Stimulating the developmental process to catch up: When I took children with these Developmental Disorders (attention deficit, hyperactivity, auditory or kinesthetic hypersensitivity, learning disability, etc. . ) through the timing training program, about 50% of them were able to lose all their symptoms and start catching up developmentally with their peers.

Unblocking the stuck developmental process: My wife (Isabel) and I lamented that we seemed to have part of the solution, but only 50% success was shows us that there was something more that needed to be done for these children. Isabel had been studying the body's reactions to environmental factors and she surmised that the developmental process may be being blocked by an immune response to the child's reactions to things the child is reacting to. So, she developed a test of the child's reactions to everything in the child's environment (everything the child touched, breathed, or ingested).

We started applying this test to every child who came through our practice. And our success rate (the child loses all symptoms and starts maturing and catching up with peers) jumped to around 80%.

Spectrums:

We have found that children with ASD and DD are responding to our protocols and recovering at the same rates (around 80%).

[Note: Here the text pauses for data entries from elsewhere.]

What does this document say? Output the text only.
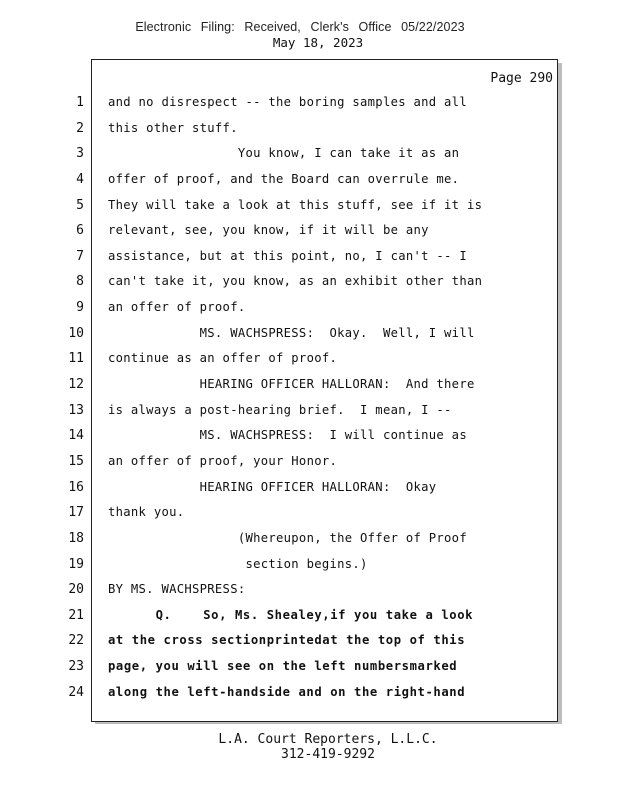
Electronic Filing: Received, Clerk's Office 05/22/2023
May 18, 2023
Page 290
1
2
3
4
5
6
7
8
9
10
11
12
13
14
15
16
17
18
19
20
21
22
23
24
and no disrespect -- the boring samples and all
this other stuff.
You know, I can take it as an
offer of proof, and the Board can overrule me.
They will take a look at this stuff, see if it is
relevant, see, you know, if it will be any
assistance, but at this point, no, I can't -- I
can't take it, you know, as an exhibit other than
an offer of proof.
MS. WACHSPRESS:  Okay.  Well, I will
continue as an offer of proof.
HEARING OFFICER HALLORAN:  And there
is always a post-hearing brief.  I mean, I --
MS. WACHSPRESS:  I will continue as
an offer of proof, your Honor.
HEARING OFFICER HALLORAN:  Okay
thank you.
(Whereupon, the Offer of Proof
section begins.)
BY MS. WACHSPRESS:
Q.    So, Ms. Shealey,if you take a look
at the cross sectionprintedat the top of this
page, you will see on the left numbersmarked
along the left-handside and on the right-hand
L.A. Court Reporters, L.L.C.
312-419-9292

The majority of our cases of non-success with our approach is non-compliance. Sometimes it is the child's refusal and sometimes it is the parent's sabotage.

Conclusions:

For these reasons, I'm not thinking that those with ASD are operating with a different OS. I'm thinking that the OS is the same, but that the service providers are not yet seeing the real problem for these children.

What Do I think The Real Problem Is?

  1. Our immune systems evolved in a more simple environment than we live in now.
  2. The developmental process is originated by our DNA.
  3. Epigenetics shows us that based on environmental factors, genes can be switched off or on.
  4. Our immune systems can switch off aspects of the DNA driven developmental process.
  5. When these parts of the developmental process are shut down, the developmental process becomes blocked or sluggish.
  6. Symptoms of these resulting developmental blockages, are about the developmental steps and stages being blocked and the intensity of those blockages.
  7. Improper neurodevelopment are symptoms of these blockages (and not the cause of these disorders).

In our experience:

Applying only the stimuli that drives forward the developmental process, can succeed in improving the development of some of these children. But, the kinds of normal and natural stimuli these children need has disappeared from their environment, because they have physically aged beyond the 'place' where those stimuli are normally available.

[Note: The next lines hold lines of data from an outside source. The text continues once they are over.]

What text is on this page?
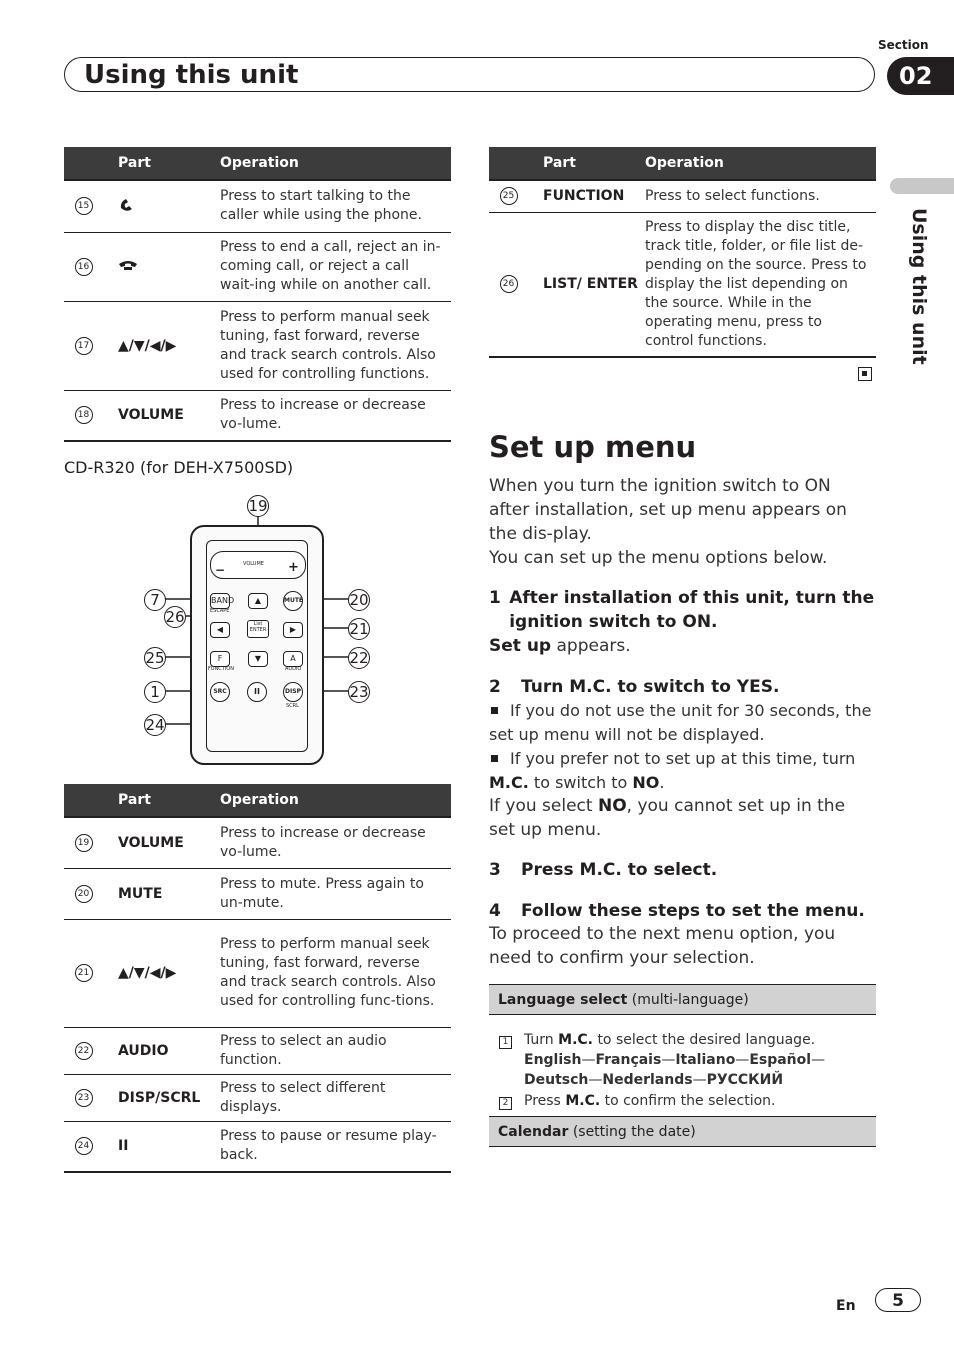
Section
02
Using this unit
Using this unit
	Part	Operation
15		Press to start talking to the caller while using the phone.
16		Press to end a call, reject an in-coming call, or reject a call wait-ing while on another call.
17	▲/▼/◀/▶	Press to perform manual seek tuning, fast forward, reverse and track search controls. Also used for controlling functions.
18	VOLUME	Press to increase or decrease vo-lume.
CD-R320 (for DEH-X7500SD)
VOLUME
−	+
BAND
ESCAPE
MUTE
▲
◀	▶
▼
List
ENTER
F
FUNCTION
A
AUDIO
SRC	II	DISP
SCRL
19
7
26
25
1
24
20
21
22
23
	Part	Operation
19	VOLUME	Press to increase or decrease vo-lume.
20	MUTE	Press to mute. Press again to un-mute.
21	▲/▼/◀/▶	Press to perform manual seek tuning, fast forward, reverse and track search controls. Also used for controlling func-tions.
22	AUDIO	Press to select an audio function.
23	DISP/SCRL	Press to select different displays.
24	II	Press to pause or resume play-back.
	Part	Operation
25	FUNCTION	Press to select functions.
26	LIST/ ENTER	Press to display the disc title, track title, folder, or file list de-pending on the source. Press to display the list depending on the source. While in the operating menu, press to control functions.
Set up menu
When you turn the ignition switch to ON after installation, set up menu appears on the dis-play.
You can set up the menu options below.
1 After installation of this unit, turn the ignition switch to ON.
Set up appears.
2 Turn M.C. to switch to YES.
If you do not use the unit for 30 seconds, the set up menu will not be displayed.
If you prefer not to set up at this time, turn M.C. to switch to NO.
If you select NO, you cannot set up in the set up menu.
3 Press M.C. to select.
4 Follow these steps to set the menu.
To proceed to the next menu option, you need to confirm your selection.
Language select (multi-language)
1 Turn M.C. to select the desired language.
English—Français—Italiano—Español—
Deutsch—Nederlands—РУССКИЙ
2 Press M.C. to confirm the selection.
Calendar (setting the date)
En	5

Most of these recovering children need new kinds of parenting interventions. For instance, on Asperger's child we worked with was 14 when he went through our program. And early in his program, some parts of his development were still those of a 3 y/o. In his high school, the normal 3 y/o response to behavioral or emotional insult (a rough and tumble dust-up) has different consequences if played out by toddlers instead of teenagers. So, the parenting (and school authority) interventions in situations like these needs to address these age disparities, and support the child's further developing maturity rather than punish the behavior.